A Procuradoria Geral italiana pediu nesta quarta-feira (1º) que a Corte Suprema de Cassação rejeite o segundo pedido de extradição da ex-deputada bolsonarista Carla Zambelli (PL-SP) ao Brasil. O órgão afirmou, em audiência em Roma, que o julgamento no STF que levou à segunda condenação dela também teria sofrido impacto de falta de imparcialidade.
O tribunal analisou pela manhã o pedido brasileiro ligado à condenação de Zambelli pela perseguição armada de 2022, em São Paulo. A decisão dos juízes deve sair até o início da noite no horário italiano, período da tarde no Brasil.
O STF condenou Zambelli em agosto do ano passado a cinco anos e três meses de prisão, em regime inicial semiaberto, por porte ilegal de arma de fogo e constrangimento ilegal com emprego de arma de fogo contra o jornalista Luan Araújo.
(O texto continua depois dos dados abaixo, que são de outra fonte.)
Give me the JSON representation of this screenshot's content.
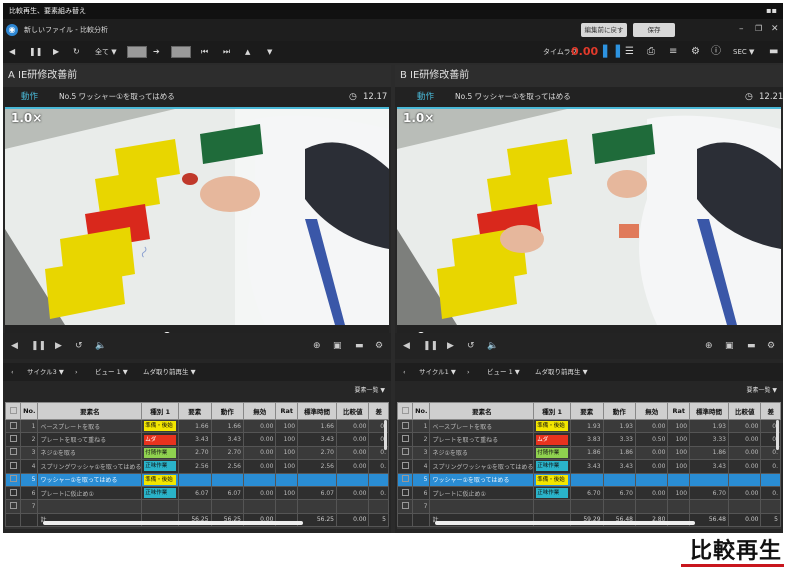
{
  "window": {
    "title": "比較再生、要素組み替え"
  },
  "menu": {
    "breadcrumb": "新しいファイル - 比較分析",
    "reset_label": "編集前に戻す",
    "save_label": "保存"
  },
  "toolbar": {
    "all_label": "全て",
    "timelag_label": "タイムラグ",
    "timelag_value": "0.00",
    "unit_label": "SEC"
  },
  "panels": [
    {
      "header": "A  IE研修改善前",
      "tab": "動作",
      "element_title": "No.5 ワッシャー①を取ってはめる",
      "time": "12.17",
      "speed": "1.0×",
      "seek_fraction": 0.42,
      "cycle_label": "サイクル3",
      "view_label": "ビュー 1",
      "muda_label": "ムダ取り前再生",
      "elements_label": "要素一覧",
      "columns": [
        "No.",
        "要素名",
        "種別 1",
        "要素",
        "動作",
        "無効",
        "Rat",
        "標準時間",
        "比較値",
        "差"
      ],
      "rows": [
        {
          "no": "1",
          "name": "ベースプレートを取る",
          "type": "準備・後始",
          "tc": "#f3e600",
          "el": "1.66",
          "mv": "1.66",
          "inv": "0.00",
          "rat": "100",
          "std": "1.66",
          "cmp": "0.00",
          "diff": "0."
        },
        {
          "no": "2",
          "name": "プレートを取って重ねる",
          "type": "ムダ",
          "tc": "#e8321e",
          "el": "3.43",
          "mv": "3.43",
          "inv": "0.00",
          "rat": "100",
          "std": "3.43",
          "cmp": "0.00",
          "diff": "0."
        },
        {
          "no": "3",
          "name": "ネジ①を取る",
          "type": "付随作業",
          "tc": "#8fd14f",
          "el": "2.70",
          "mv": "2.70",
          "inv": "0.00",
          "rat": "100",
          "std": "2.70",
          "cmp": "0.00",
          "diff": "0."
        },
        {
          "no": "4",
          "name": "スプリングワッシャ①を取ってはめる",
          "type": "正味作業",
          "tc": "#2ab3c9",
          "el": "2.56",
          "mv": "2.56",
          "inv": "0.00",
          "rat": "100",
          "std": "2.56",
          "cmp": "0.00",
          "diff": "0."
        },
        {
          "no": "5",
          "name": "ワッシャー①を取ってはめる",
          "type": "準備・後始",
          "tc": "#f3e600",
          "el": "",
          "mv": "",
          "inv": "",
          "rat": "",
          "std": "",
          "cmp": "",
          "diff": "",
          "sel": true
        },
        {
          "no": "6",
          "name": "プレートに仮止め①",
          "type": "正味作業",
          "tc": "#2ab3c9",
          "el": "6.07",
          "mv": "6.07",
          "inv": "0.00",
          "rat": "100",
          "std": "6.07",
          "cmp": "0.00",
          "diff": "0."
        },
        {
          "no": "7",
          "name": "",
          "type": "",
          "tc": "",
          "el": "",
          "mv": "",
          "inv": "",
          "rat": "",
          "std": "",
          "cmp": "",
          "diff": ""
        }
      ],
      "total": {
        "label": "計",
        "el": "56.25",
        "mv": "56.25",
        "inv": "0.00",
        "std": "56.25",
        "cmp": "0.00",
        "diff": "5"
      }
    },
    {
      "header": "B  IE研修改善前",
      "tab": "動作",
      "element_title": "No.5 ワッシャー①を取ってはめる",
      "time": "12.21",
      "speed": "1.0×",
      "seek_fraction": 0.06,
      "cycle_label": "サイクル1",
      "view_label": "ビュー 1",
      "muda_label": "ムダ取り前再生",
      "elements_label": "要素一覧",
      "columns": [
        "No.",
        "要素名",
        "種別 1",
        "要素",
        "動作",
        "無効",
        "Rat",
        "標準時間",
        "比較値",
        "差"
      ],
      "rows": [
        {
          "no": "1",
          "name": "ベースプレートを取る",
          "type": "準備・後始",
          "tc": "#f3e600",
          "el": "1.93",
          "mv": "1.93",
          "inv": "0.00",
          "rat": "100",
          "std": "1.93",
          "cmp": "0.00",
          "diff": "0."
        },
        {
          "no": "2",
          "name": "プレートを取って重ねる",
          "type": "ムダ",
          "tc": "#e8321e",
          "el": "3.83",
          "mv": "3.33",
          "inv": "0.50",
          "rat": "100",
          "std": "3.33",
          "cmp": "0.00",
          "diff": "0."
        },
        {
          "no": "3",
          "name": "ネジ①を取る",
          "type": "付随作業",
          "tc": "#8fd14f",
          "el": "1.86",
          "mv": "1.86",
          "inv": "0.00",
          "rat": "100",
          "std": "1.86",
          "cmp": "0.00",
          "diff": "0."
        },
        {
          "no": "4",
          "name": "スプリングワッシャ①を取ってはめる",
          "type": "正味作業",
          "tc": "#2ab3c9",
          "el": "3.43",
          "mv": "3.43",
          "inv": "0.00",
          "rat": "100",
          "std": "3.43",
          "cmp": "0.00",
          "diff": "0."
        },
        {
          "no": "5",
          "name": "ワッシャー①を取ってはめる",
          "type": "準備・後始",
          "tc": "#f3e600",
          "el": "",
          "mv": "",
          "inv": "",
          "rat": "",
          "std": "",
          "cmp": "",
          "diff": "",
          "sel": true
        },
        {
          "no": "6",
          "name": "プレートに仮止め①",
          "type": "正味作業",
          "tc": "#2ab3c9",
          "el": "6.70",
          "mv": "6.70",
          "inv": "0.00",
          "rat": "100",
          "std": "6.70",
          "cmp": "0.00",
          "diff": "0."
        },
        {
          "no": "7",
          "name": "",
          "type": "",
          "tc": "",
          "el": "",
          "mv": "",
          "inv": "",
          "rat": "",
          "std": "",
          "cmp": "",
          "diff": ""
        }
      ],
      "total": {
        "label": "計",
        "el": "59.29",
        "mv": "56.48",
        "inv": "2.80",
        "std": "56.48",
        "cmp": "0.00",
        "diff": "5"
      }
    }
  ],
  "caption": "比較再生"
}
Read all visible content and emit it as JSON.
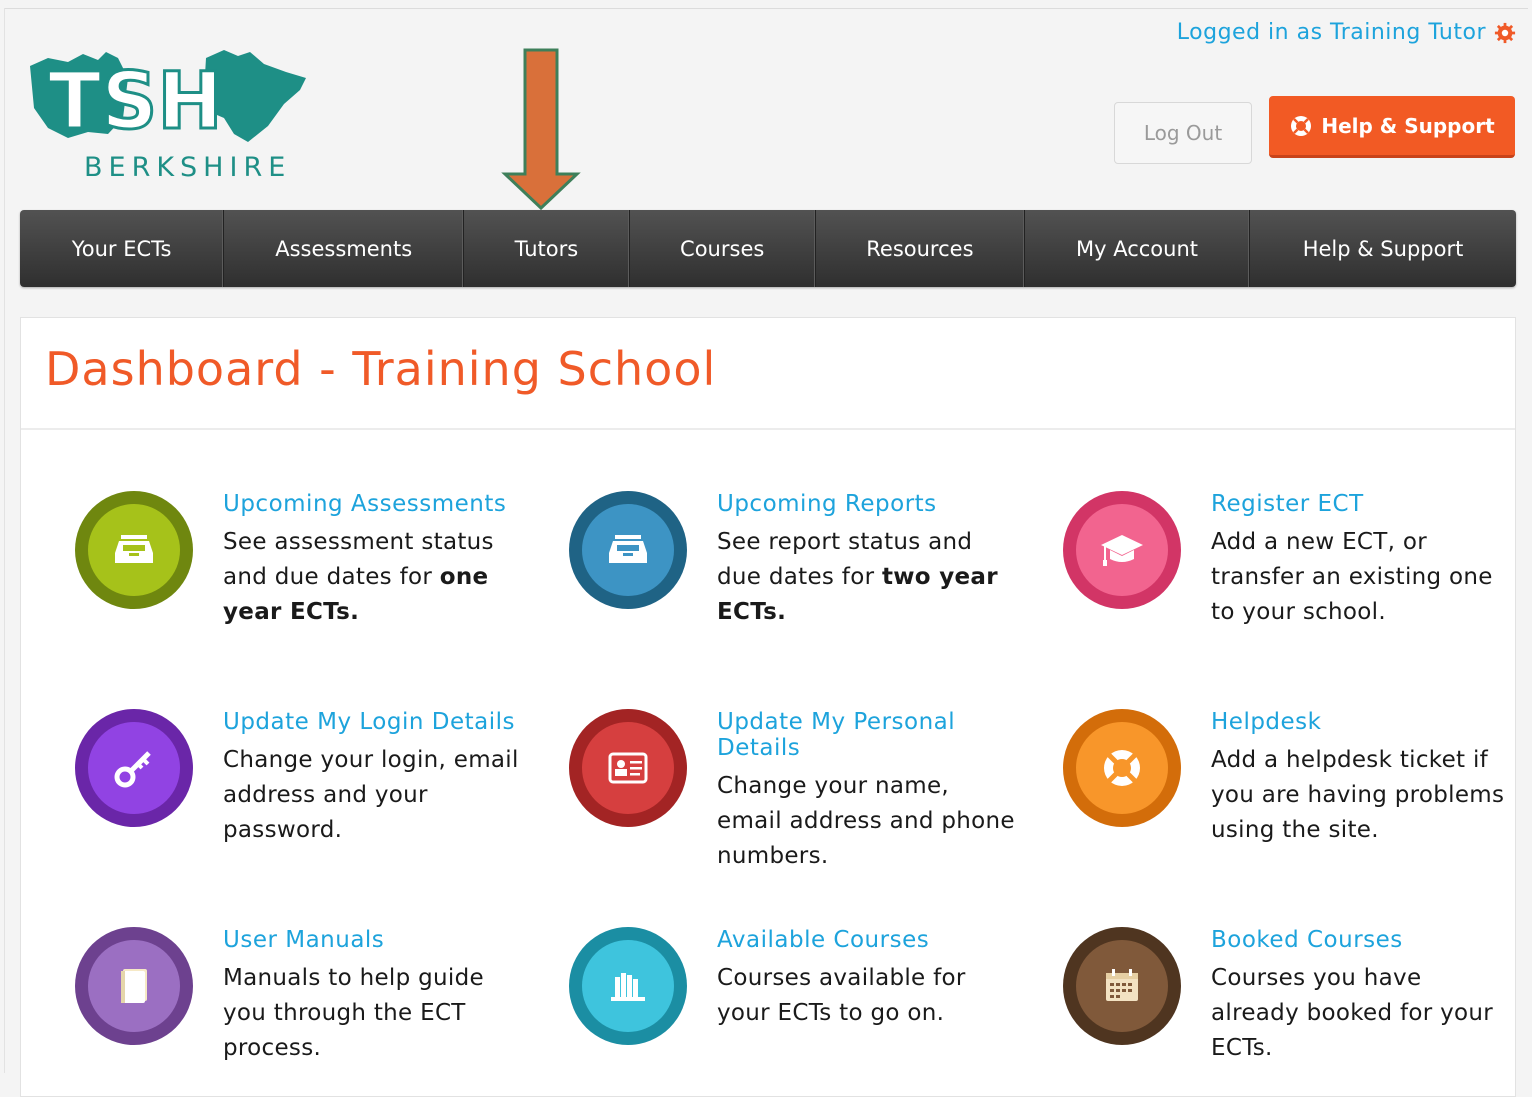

Na audiência, o procurador Fabio Picuti, que não participou do julgamento anterior sobre a extradição, sustentou que a atuação do ministro Alexandre de Moraes poderia ter condicionado também esse segundo processo. Ele acompanhou a tese da defesa de Zambelli e pediu a anulação da sentença da instância inferior.

Defesa usa participação de Moraes para contestar processo
A Corte Suprema de Cassação já havia negado, há pouco mais de um mês, a extradição de Zambelli no caso da invasão do sistema do CNJ e da emissão de um mandado falso de prisão contra Moraes. Nesse processo, o STF condenou a ex-deputada a dez anos de prisão.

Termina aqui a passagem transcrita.